We can pretend this shell game goes both ways, and in some cases it might. I find it interesting that Bradbury’s warning against the segregation of ideas has come to fruition, but not in the brutish and direct manner he described. If anything, the sanitized world of prosperity sans humanity of Fahrenheit 451 is an even better depiction of modern political correctness than it is of communism.
You’re not allowed to say certain things, or else you’ll become a pariah and everyone who is ‘cultured’ will stick their fingers in their ears and chant you out of existence. Political correctness is a way of silencing uncomfortable statements because we don’t want to face those underlying discomforts. Not to over-saturate with Andrew Klavan, but here’s another.

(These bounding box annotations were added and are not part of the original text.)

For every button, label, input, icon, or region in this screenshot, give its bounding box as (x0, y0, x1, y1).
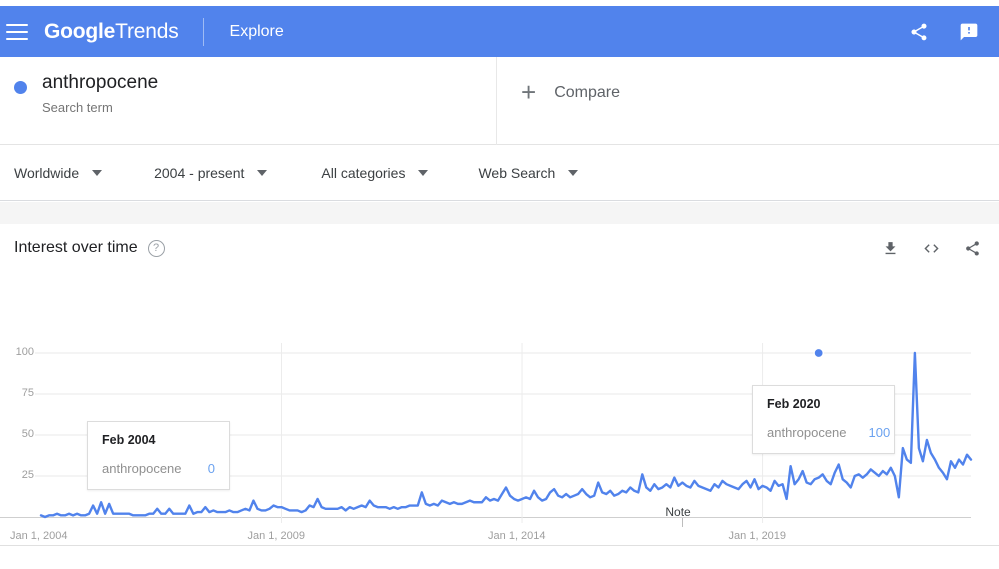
filter-location-label: Worldwide (14, 165, 80, 181)
embed-icon[interactable] (921, 238, 941, 258)
google-trends-page: GoogleTrends Explore anthropocene Search… (0, 0, 999, 569)
brand-trends-text: Trends (115, 19, 179, 43)
card-header: Interest over time ? (0, 224, 999, 272)
tooltip-feb-2004: Feb 2004 anthropocene 0 (87, 421, 230, 490)
share-icon[interactable] (907, 20, 931, 44)
tooltip-value: 100 (868, 425, 891, 440)
share-icon[interactable] (962, 238, 982, 258)
tooltip-value: 0 (207, 461, 215, 476)
y-axis-label-25: 25 (21, 469, 34, 481)
chevron-down-icon (92, 170, 103, 176)
download-icon[interactable] (880, 238, 900, 258)
x-axis-label-2009: Jan 1, 2009 (247, 530, 306, 542)
filter-location[interactable]: Worldwide (14, 165, 103, 181)
topbar-actions (907, 20, 999, 44)
hamburger-icon[interactable] (6, 23, 28, 40)
filter-time-range-label: 2004 - present (154, 165, 245, 181)
compare-label: Compare (554, 84, 620, 101)
tooltip-row: anthropocene 0 (102, 461, 215, 476)
chevron-down-icon (418, 170, 429, 176)
filter-search-type[interactable]: Web Search (478, 165, 579, 181)
chevron-down-icon (568, 170, 579, 176)
search-terms-row: anthropocene Search term + Compare (0, 57, 999, 145)
filter-time-range[interactable]: 2004 - present (154, 165, 268, 181)
section-spacer (0, 202, 999, 224)
y-axis-label-75: 75 (21, 387, 34, 399)
filter-category-label: All categories (321, 165, 406, 181)
brand-google-text: Google (44, 19, 116, 43)
help-icon[interactable]: ? (147, 239, 165, 257)
top-app-bar: GoogleTrends Explore (0, 6, 999, 57)
tooltip-date: Feb 2020 (767, 397, 821, 411)
tooltip-date: Feb 2004 (102, 433, 156, 447)
interest-over-time-card: Interest over time ? 100 75 50 25 Jan 1,… (0, 224, 999, 546)
y-axis-label-100: 100 (15, 346, 34, 358)
filter-search-type-label: Web Search (478, 165, 556, 181)
search-term-subtitle: Search term (42, 100, 113, 115)
feedback-icon[interactable] (957, 20, 981, 44)
google-trends-logo[interactable]: GoogleTrends (44, 20, 179, 44)
series-color-dot (14, 81, 27, 94)
search-term-texts: anthropocene Search term (42, 72, 158, 115)
note-annotation-label[interactable]: Note (665, 505, 690, 519)
x-axis-label-2019: Jan 1, 2019 (728, 530, 787, 542)
search-term-title: anthropocene (42, 72, 159, 93)
y-axis-label-50: 50 (21, 428, 34, 440)
filter-category[interactable]: All categories (321, 165, 429, 181)
x-axis-label-2004: Jan 1, 2004 (10, 530, 68, 542)
search-term-card[interactable]: anthropocene Search term (0, 57, 497, 145)
tooltip-term: anthropocene (102, 461, 182, 476)
plus-icon: + (521, 77, 537, 107)
tooltip-feb-2020: Feb 2020 anthropocene 100 (752, 385, 895, 454)
nav-explore[interactable]: Explore (230, 23, 284, 41)
topbar-divider (202, 17, 204, 46)
tooltip-row: anthropocene 100 (767, 425, 890, 440)
filter-bar: Worldwide 2004 - present All categories … (0, 146, 999, 201)
note-annotation-tick (682, 518, 684, 527)
tooltip-term: anthropocene (767, 425, 847, 440)
chevron-down-icon (257, 170, 268, 176)
x-axis-label-2014: Jan 1, 2014 (488, 530, 546, 542)
interest-over-time-chart[interactable]: 100 75 50 25 Jan 1, 2004 Jan 1, 2009 Jan… (0, 272, 999, 546)
compare-button[interactable]: + Compare (497, 57, 999, 144)
card-tools (880, 238, 999, 258)
card-title: Interest over time (14, 239, 138, 256)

And then there’s a diagnosis by Mark Steyn (yes, him again) diagnosing the shell-game of multiculturalism. The clip is quite illumination and funny to boot.
The problem as the clips point out quite handily is that the leftist vision of the world simply fails in many respects. Rather than change ideologies, the left embraces absolute unreality in order to prop itself up. It can do this because young people generally embrace the state as a solution to problems, and then eventually drift away when they discover that such solutions are pathetic at best, sometimes horrific.

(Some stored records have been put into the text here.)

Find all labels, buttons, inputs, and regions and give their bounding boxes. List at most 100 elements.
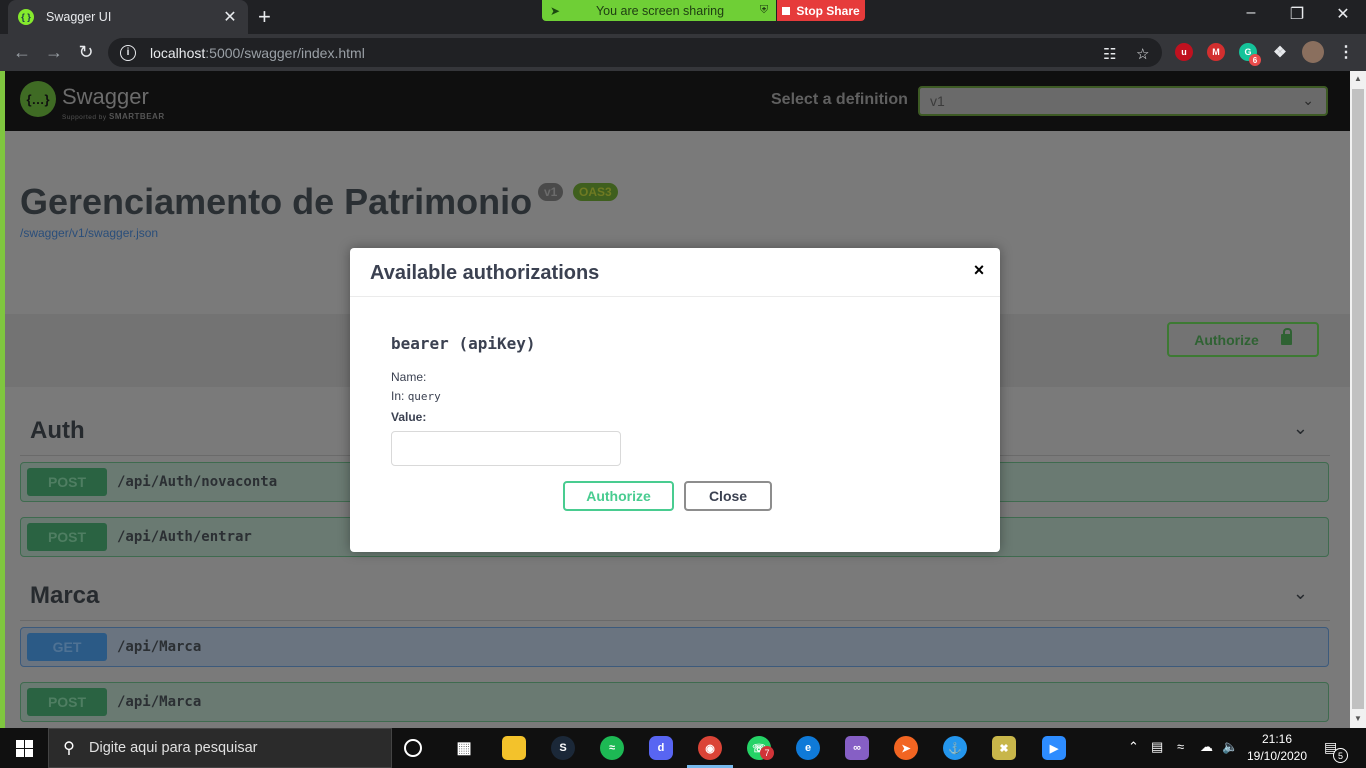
- taskbar-search[interactable]: ⚲ Digite aqui para pesquisar: [48, 728, 392, 768]
- onedrive-cloud-icon[interactable]: ☁: [1200, 739, 1213, 755]
- clock-date: 19/10/2020: [1246, 749, 1308, 763]
- operation-row[interactable]: GET /api/Marca: [20, 627, 1329, 667]
- stop-icon: [782, 6, 791, 15]
- start-button[interactable]: [0, 728, 48, 768]
- address-bar[interactable]: i localhost:5000/swagger/index.html ☷ ☆: [108, 38, 1162, 67]
- window-close-button[interactable]: ✕: [1320, 4, 1366, 24]
- authorize-label: Authorize: [1194, 331, 1259, 348]
- notification-count: 5: [1333, 748, 1348, 763]
- tray-chevron-up-icon[interactable]: ⌃: [1128, 739, 1139, 755]
- operation-path: /api/Marca: [117, 639, 202, 655]
- authorize-button[interactable]: Authorize: [1167, 322, 1319, 357]
- ublock-icon[interactable]: u: [1175, 43, 1193, 61]
- chevron-down-icon: ⌄: [1302, 92, 1314, 108]
- version-badge: v1: [538, 183, 564, 201]
- tab-title: Swagger UI: [46, 10, 112, 24]
- select-definition-label: Select a definition: [771, 91, 908, 108]
- visual-studio-icon[interactable]: ∞: [845, 736, 869, 760]
- page-title: Gerenciamento de Patrimonio: [20, 181, 533, 222]
- site-info-icon[interactable]: i: [120, 44, 136, 61]
- zoom-icon[interactable]: ▶: [1042, 736, 1066, 760]
- browser-tab-strip: { } Swagger UI ✕ + ➤ You are screen shar…: [0, 0, 1366, 34]
- scheme-heading: bearer (apiKey): [391, 334, 536, 353]
- logo-sub-brand: SMARTBEAR: [108, 112, 165, 121]
- method-badge: POST: [27, 468, 107, 496]
- new-tab-button[interactable]: +: [258, 6, 271, 28]
- scroll-up-icon[interactable]: ▲: [1350, 74, 1366, 83]
- definition-select[interactable]: v1 ⌄: [918, 86, 1328, 116]
- search-placeholder: Digite aqui para pesquisar: [89, 740, 258, 756]
- method-badge: GET: [27, 633, 107, 661]
- extensions-puzzle-icon[interactable]: ❖: [1271, 43, 1289, 61]
- profile-avatar[interactable]: [1302, 41, 1324, 63]
- restore-button[interactable]: ❐: [1274, 4, 1320, 24]
- task-view-icon[interactable]: ▦: [452, 736, 476, 760]
- tag-header-marca[interactable]: Marca ⌄: [20, 569, 1330, 621]
- file-explorer-icon[interactable]: [502, 736, 526, 760]
- wifi-icon[interactable]: ≈: [1177, 739, 1184, 754]
- minimize-button[interactable]: –: [1228, 4, 1274, 22]
- in-field: In: query: [391, 389, 441, 403]
- method-badge: POST: [27, 688, 107, 716]
- url-path: :5000/swagger/index.html: [205, 44, 365, 61]
- docker-icon[interactable]: ⚓: [943, 736, 967, 760]
- operation-row[interactable]: POST /api/Marca: [20, 682, 1329, 722]
- operation-path: /api/Auth/novaconta: [117, 474, 278, 490]
- browser-menu-icon[interactable]: ⋮: [1337, 43, 1355, 61]
- name-label: Name:: [391, 370, 427, 384]
- translate-icon[interactable]: ☷: [1103, 45, 1116, 63]
- url-host: localhost: [150, 44, 206, 61]
- bookmark-star-icon[interactable]: ☆: [1136, 45, 1149, 63]
- tag-name: Marca: [30, 582, 100, 609]
- modal-authorize-button[interactable]: Authorize: [563, 481, 674, 511]
- grammarly-badge: 6: [1249, 54, 1261, 66]
- definition-value: v1: [930, 93, 945, 109]
- browser-tab[interactable]: { } Swagger UI ✕: [8, 0, 248, 34]
- auth-modal: Available authorizations × bearer (apiKe…: [350, 248, 1000, 552]
- snipping-tool-icon[interactable]: ✖: [992, 736, 1016, 760]
- scheme-type: (apiKey): [458, 334, 536, 353]
- reload-icon[interactable]: ↻: [75, 42, 97, 63]
- forward-arrow-icon[interactable]: →: [43, 42, 65, 63]
- chevron-down-icon[interactable]: ⌄: [1293, 583, 1308, 604]
- modal-close-button[interactable]: Close: [684, 481, 772, 511]
- value-input[interactable]: [391, 431, 621, 466]
- discord-icon[interactable]: d: [649, 736, 673, 760]
- chrome-icon[interactable]: ◉: [698, 736, 722, 760]
- chevron-down-icon[interactable]: ⌄: [1293, 418, 1308, 439]
- value-label: Value:: [391, 410, 427, 424]
- screen-sharing-text: You are screen sharing: [595, 3, 725, 18]
- clock-time: 21:16: [1261, 732, 1293, 746]
- tab-close-icon[interactable]: ✕: [222, 7, 238, 27]
- close-icon[interactable]: ×: [971, 260, 987, 281]
- spec-json-link[interactable]: /swagger/v1/swagger.json: [20, 226, 158, 240]
- volume-icon[interactable]: 🔈: [1222, 739, 1238, 755]
- battery-icon[interactable]: ▤: [1151, 739, 1163, 755]
- oas-badge: OAS3: [573, 183, 618, 201]
- tag-name: Auth: [30, 417, 85, 444]
- logo-sub-prefix: Supported by: [62, 114, 107, 121]
- postman-icon[interactable]: ➤: [894, 736, 918, 760]
- mega-icon[interactable]: M: [1207, 43, 1225, 61]
- taskbar-clock[interactable]: 21:16 19/10/2020: [1244, 731, 1310, 765]
- scrollbar-thumb[interactable]: [1352, 89, 1364, 709]
- swagger-topbar: {…} Swagger Supported by SMARTBEAR Selec…: [5, 71, 1350, 131]
- steam-icon[interactable]: S: [551, 736, 575, 760]
- swagger-favicon-icon: { }: [18, 9, 34, 25]
- cortana-icon[interactable]: [404, 739, 422, 757]
- stop-share-label: Stop Share: [796, 3, 860, 18]
- stop-share-button[interactable]: Stop Share: [777, 0, 865, 21]
- browser-toolbar: ← → ↻ i localhost:5000/swagger/index.htm…: [0, 34, 1366, 71]
- scheme-name: bearer: [391, 334, 449, 353]
- page-scrollbar[interactable]: ▲ ▼: [1350, 71, 1366, 728]
- in-label: In:: [391, 389, 405, 403]
- search-icon: ⚲: [63, 740, 75, 757]
- back-arrow-icon[interactable]: ←: [11, 42, 33, 63]
- swagger-logo-icon: {…}: [20, 81, 56, 117]
- spotify-icon[interactable]: ≈: [600, 736, 624, 760]
- method-badge: POST: [27, 523, 107, 551]
- swagger-logo-text: Swagger: [62, 84, 149, 109]
- edge-icon[interactable]: e: [796, 736, 820, 760]
- swagger-logo-sub: Supported by SMARTBEAR: [62, 112, 165, 121]
- scroll-down-icon[interactable]: ▼: [1350, 714, 1366, 723]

Books are not burned in our streets (not to effect, anyhow), but you’re condemned in many institutions if you dare to peruse certain publications or even consider an alternative to the critical-theory-obsessed deconstruction of society. Any view which depends upon the absolute suppression of alternatives and entirely avoids ever facing intellectual challenge, not to mention real-world testing, is simply not fit to guide a people. What demented passengers would board an airliner that has never once been tested? Would they really expect to wind up at their destination safe and sound? Should the sleekness of the paint job assure them of the safeness of this design which has repeatedly failed in the past, has never worked, and indeed has cost an enormous amount of lives in the process?
I wander a lot on this one, but that’s fine. Been working a lot lately. Hope to be back in swing soon.